Capítulo 119. Estaba intentando besarte
Esa noche, Han Woohyun me dio la receta del bindae-tteok.
Se obtuvo la receta «Ultimate Recipe—Pork Bindae-tteok».
¡La efectividad de la receta ha mejorado en un 120% gracias a la sinceridad del Maestro!
“Sabe aún mejor…”
Me costó mucho recuperarme del susto después de comer el bindae-tteok de cerdo, que estaba más jugoso y cremoso que el de ayer.
Geumdong se comió cinco piezas de Bindae-tteok y lo echaron del restaurante con la cara cubierta de aceite.
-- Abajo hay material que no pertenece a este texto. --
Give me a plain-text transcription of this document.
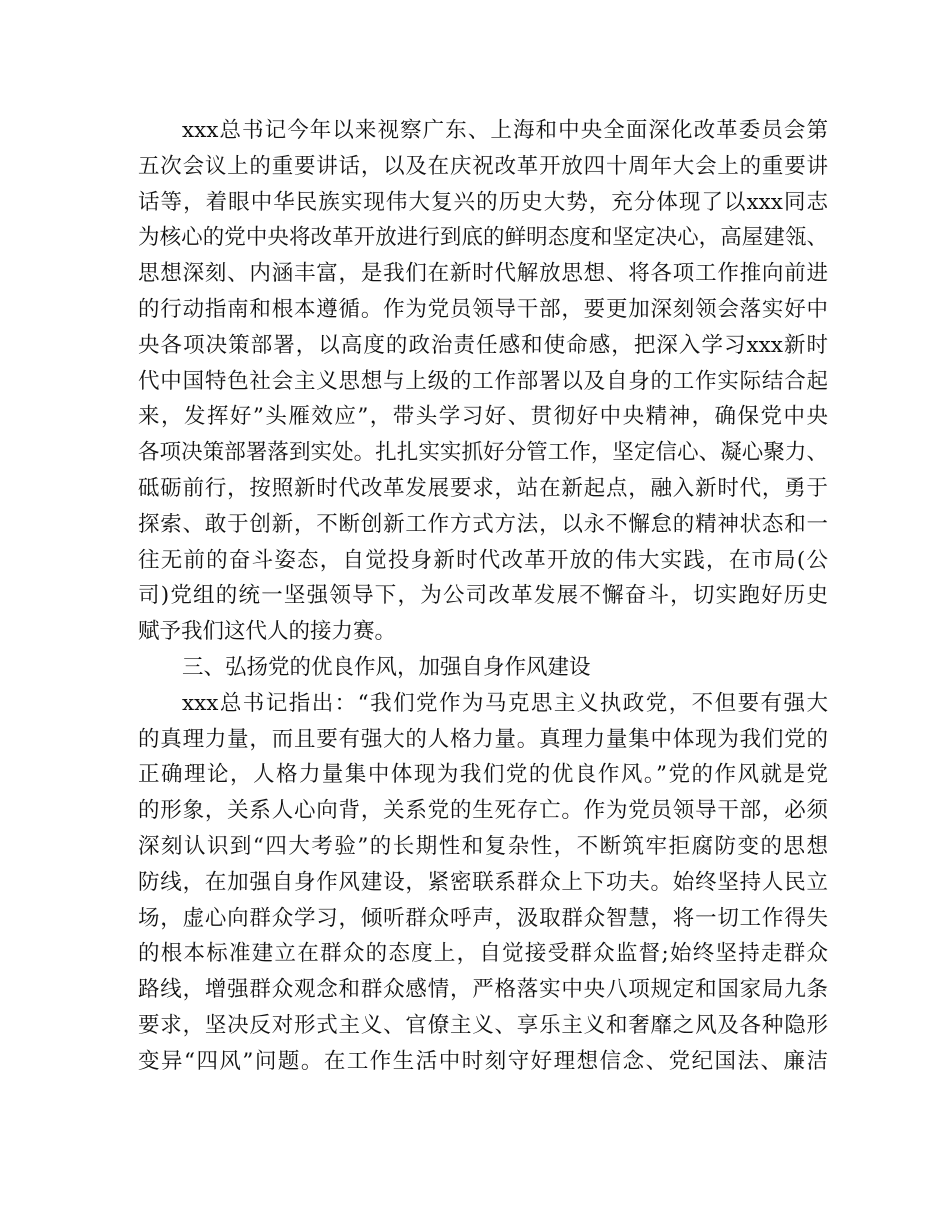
xxx总书记今年以来视察广东、上海和中央全面深化改革委员会第
五次会议上的重要讲话，以及在庆祝改革开放四十周年大会上的重要讲
话等，着眼中华民族实现伟大复兴的历史大势，充分体现了以xxx同志
为核心的党中央将改革开放进行到底的鲜明态度和坚定决心，高屋建瓴、
思想深刻、内涵丰富，是我们在新时代解放思想、将各项工作推向前进
的行动指南和根本遵循。作为党员领导干部，要更加深刻领会落实好中
央各项决策部署，以高度的政治责任感和使命感，把深入学习xxx新时
代中国特色社会主义思想与上级的工作部署以及自身的工作实际结合起
来，发挥好”头雁效应”，带头学习好、贯彻好中央精神，确保党中央
各项决策部署落到实处。扎扎实实抓好分管工作，坚定信心、凝心聚力、
砥砺前行，按照新时代改革发展要求，站在新起点，融入新时代，勇于
探索、敢于创新，不断创新工作方式方法，以永不懈怠的精神状态和一
往无前的奋斗姿态，自觉投身新时代改革开放的伟大实践，在市局(公
司)党组的统一坚强领导下，为公司改革发展不懈奋斗，切实跑好历史
赋予我们这代人的接力赛。
三、弘扬党的优良作风，加强自身作风建设
xxx总书记指出：“我们党作为马克思主义执政党，不但要有强大
的真理力量，而且要有强大的人格力量。真理力量集中体现为我们党的
正确理论，人格力量集中体现为我们党的优良作风。”党的作风就是党
的形象，关系人心向背，关系党的生死存亡。作为党员领导干部，必须
深刻认识到“四大考验”的长期性和复杂性，不断筑牢拒腐防变的思想
防线，在加强自身作风建设，紧密联系群众上下功夫。始终坚持人民立
场，虚心向群众学习，倾听群众呼声，汲取群众智慧，将一切工作得失
的根本标准建立在群众的态度上，自觉接受群众监督;始终坚持走群众
路线，增强群众观念和群众感情，严格落实中央八项规定和国家局九条
要求，坚决反对形式主义、官僚主义、享乐主义和奢靡之风及各种隐形
变异“四风”问题。在工作生活中时刻守好理想信念、党纪国法、廉洁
“¡Está tan delicioso que no puedo parar… solo un trozo más…!”
“¡Vas a correr conmigo por la playa otra vez!”
Balanceé la espátula que sostenía y pateé a Geumdong para alejarlo.
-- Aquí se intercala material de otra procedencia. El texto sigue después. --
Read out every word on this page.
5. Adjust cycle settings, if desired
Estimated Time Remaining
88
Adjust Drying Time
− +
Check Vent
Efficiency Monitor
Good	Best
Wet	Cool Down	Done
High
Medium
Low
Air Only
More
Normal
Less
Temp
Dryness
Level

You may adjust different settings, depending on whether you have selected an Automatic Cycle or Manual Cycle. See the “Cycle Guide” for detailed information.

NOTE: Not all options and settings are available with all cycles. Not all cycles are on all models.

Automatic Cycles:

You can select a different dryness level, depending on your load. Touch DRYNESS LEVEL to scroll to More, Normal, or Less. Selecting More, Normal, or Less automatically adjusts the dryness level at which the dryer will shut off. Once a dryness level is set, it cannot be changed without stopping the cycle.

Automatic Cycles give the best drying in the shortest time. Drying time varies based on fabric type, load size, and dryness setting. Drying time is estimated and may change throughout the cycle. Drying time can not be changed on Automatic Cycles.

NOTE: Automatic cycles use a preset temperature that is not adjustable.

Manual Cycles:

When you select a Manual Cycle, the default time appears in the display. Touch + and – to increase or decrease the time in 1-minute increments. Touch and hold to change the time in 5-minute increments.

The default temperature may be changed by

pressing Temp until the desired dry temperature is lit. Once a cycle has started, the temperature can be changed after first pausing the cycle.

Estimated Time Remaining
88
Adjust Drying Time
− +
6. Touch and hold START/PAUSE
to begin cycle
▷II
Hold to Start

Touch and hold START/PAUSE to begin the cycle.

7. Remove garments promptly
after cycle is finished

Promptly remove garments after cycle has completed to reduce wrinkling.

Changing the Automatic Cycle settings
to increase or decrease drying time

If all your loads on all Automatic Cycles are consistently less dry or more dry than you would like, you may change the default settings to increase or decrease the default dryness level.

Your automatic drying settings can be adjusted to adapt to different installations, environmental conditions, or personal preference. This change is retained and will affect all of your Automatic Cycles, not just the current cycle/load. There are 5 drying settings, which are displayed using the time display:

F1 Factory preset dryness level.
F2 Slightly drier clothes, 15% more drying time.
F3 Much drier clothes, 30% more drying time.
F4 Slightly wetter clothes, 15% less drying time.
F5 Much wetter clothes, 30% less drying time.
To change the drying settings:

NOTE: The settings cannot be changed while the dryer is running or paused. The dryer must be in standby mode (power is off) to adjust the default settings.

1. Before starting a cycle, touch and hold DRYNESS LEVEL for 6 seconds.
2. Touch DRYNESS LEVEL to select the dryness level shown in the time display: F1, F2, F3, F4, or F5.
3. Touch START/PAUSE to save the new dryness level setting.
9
Después de aprender a preparar bindae-tteok, comí y bebí un poco con makgeolli, y el día pareció pasar en un instante.
Fueron unas vacaciones tranquilas y relajantes.
Siento que ahora tengo la cabeza un poco más organizada, y no lo querría de otra manera, si no fuera por el día libre que me tomé debido a las nuevas noticias que me dieron la tía Heeyoung y el duende.
Así que puedo decir cosas como esta.
“¿Papá está realmente vivo?”
“…No te hagas ilusiones. Es solo una hipótesis.”
Han Woohyun dijo con una ligera vacilación.
Eso es cierto.
Algunos dicen que lo más indomable del mundo es el corazón humano, y otros dicen que el corazón depende de lo que uno come.
Ahora es… el momento en que quiero vivir una vida digna de esto último.
Hasta ahora, puede que me haya dejado llevar por sentimientos que no me favorecieron.
Así que, a partir de hoy, he decidido no tomar ninguna decisión.
En cualquier caso, es cierto que será más fácil proteger nuestro hotel si me entero del Hotel Grey, y será un inconveniente si no lo investigo ya que he oído las noticias sobre papá.
Lo único que tengo que hacer es intentarlo.
No hagamos nada más que empeore mis sentimientos.
Pensar así me hizo sentir tranquilo.
¿Fue gracias a él?
Después de terminarme tres latas de makgeolli, me quedé dormido.
A la mañana siguiente.
Le dije a Han Woohyun que lavaría bien los recipientes de las guarniciones y se los daría la próxima vez que fuera a Seúl, pero se negó rotundamente.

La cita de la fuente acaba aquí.